Puis, finalement, il éclata de rire et son rire dura bien trop longtemps et tous ceux qui l'entouraient rirent avec lui. Aidan ne comprenait pas cet homme et ne pensait pas qu'il y parviendrait un jour.
“Je crois que je vais apprécier ta compagnie, mon garçon”, dit finalement Motley en essuyant une larme. “Oui, je pense que je vais beaucoup l'apprécier.”
CHAPITRE NEUF
Entouré de ses hommes, Duncan marchait dans Andros, la capitale. Derrière lui résonnaient les pas de ses milliers de soldats victorieux et triomphants, qui paradaient dans cette cité libérée en faisant retentir leur armure. Partout où ils allaient, ils recevaient les acclamations triomphantes des citoyens, hommes et femmes, vieux et jeunes qui, tous vêtus des vêtements chics de la capitale, se précipitaient tous dans les rues pavées et leur jetaient tous des fleurs et des mets délicats. Tout le monde agitait fièrement les bannières d'Escalon. Duncan se sentait triomphant en voyant flotter à nouveau les couleurs de sa patrie, en voyant tous ces gens, encore opprimés la veille, se retrouver si réjouis, si libres. C'était une image qu'il n'oublierait jamais, une image grâce à laquelle il savait qu'il avait bien fait de se battre.
Alors que le soleil de début de matinée se levait sur la capitale, Duncan eut l'impression d'entrer dans un rêve. Il avait été sûr qu'il ne remettrait plus jamais les pieds ici, pas de son vivant et certainement pas dans ces conditions. Andros était la capitale, le bien le plus précieux d'Escalon, le siège des rois depuis des milliers d'années et, maintenant, il la contrôlait. Les garnisons pandésiennes étaient tombées. Ses hommes contrôlaient les portes; ils contrôlaient les routes; ils contrôlaient les rues. C'était plus qu'il n'aurait jamais pu espérer.
Il y avait seulement quelques jours, se dit-il avec émerveillement, il était encore à Volis et la totalité d'Escalon était encore dominée par la main de fer de Pandésia. Maintenant, tout le nord-ouest d'Escalon était libre et sa capitale elle-même, son cœur et son âme, s'était affranchie de la domination pandésienne. Bien sûr, Duncan était conscient qu'ils n'avaient obtenu cette victoire que par la vitesse et la surprise. C'était une victoire brillante mais qui risquait aussi d'être transitoire. Quand l'Empire Pandésien serait mis au courant, ses armées viendraient l'attaquer, et pas avec quelques garnisons mais avec tout le pouvoir du monde entier. Le monde serait envahi par la ruée des éléphants, le ciel noirci de flèches, la mer couverte de navires. Cependant, ce n'était pas une raison pour renoncer à faire ce qui était juste, pour renoncer à faire ce qu'un guerrier devait faire. Pour l'instant, au moins, ils s'étaient bien défendus; pour l'instant, au moins, ils étaient libres.

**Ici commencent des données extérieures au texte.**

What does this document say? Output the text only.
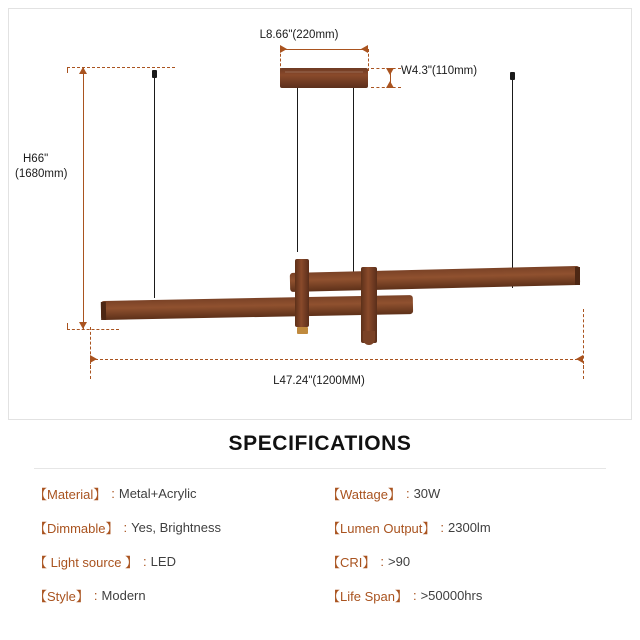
L8.66"(220mm)
W4.3"(110mm)
H66"
(1680mm)
L47.24"(1200MM)
SPECIFICATIONS
【Material】 : Metal+Acrylic	【Wattage】 : 30W
【Dimmable】 : Yes, Brightness	【Lumen Output】 : 2300lm
【 Light source 】 : LED	【CRI】 : >90
【Style】 : Modern	【Life Span】 : >50000hrs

Duncan entendit un fracas. Il se retourna et vit s'effondrer une immense statue de marbre de Sa Majesté Ra, suprême gouverneur de Pandésia, détrônée par des dizaines de citoyens. Elle se brisa en mille morceaux en tombant par terre. Les hommes poussèrent des cris de joie et piétinèrent les débris. D'autres citoyens se précipitèrent en avant et tirèrent violemment sur les immenses bannières bleues et jaunes de Pandésia et les arrachèrent des murs, des bâtiments et des clochers.
Duncan ne put s'empêcher de sourire en voyant l'adoration, la fierté que ressentaient ces gens qui regagnaient leur liberté. C'était un sentiment qu'il ne comprenait que trop bien. Il jeta un coup d’œil à Kavos, Bramthos, Anvin, Arthfael, Seavig et à tous leurs hommes, et il vit qu'ils étaient eux aussi radieux, triomphants, et qu'ils se délectaient de ce jour que les historiens inscriraient dans les livres d'histoire. C'était un souvenir qu'ils garderaient tous pendant le reste de leur vie.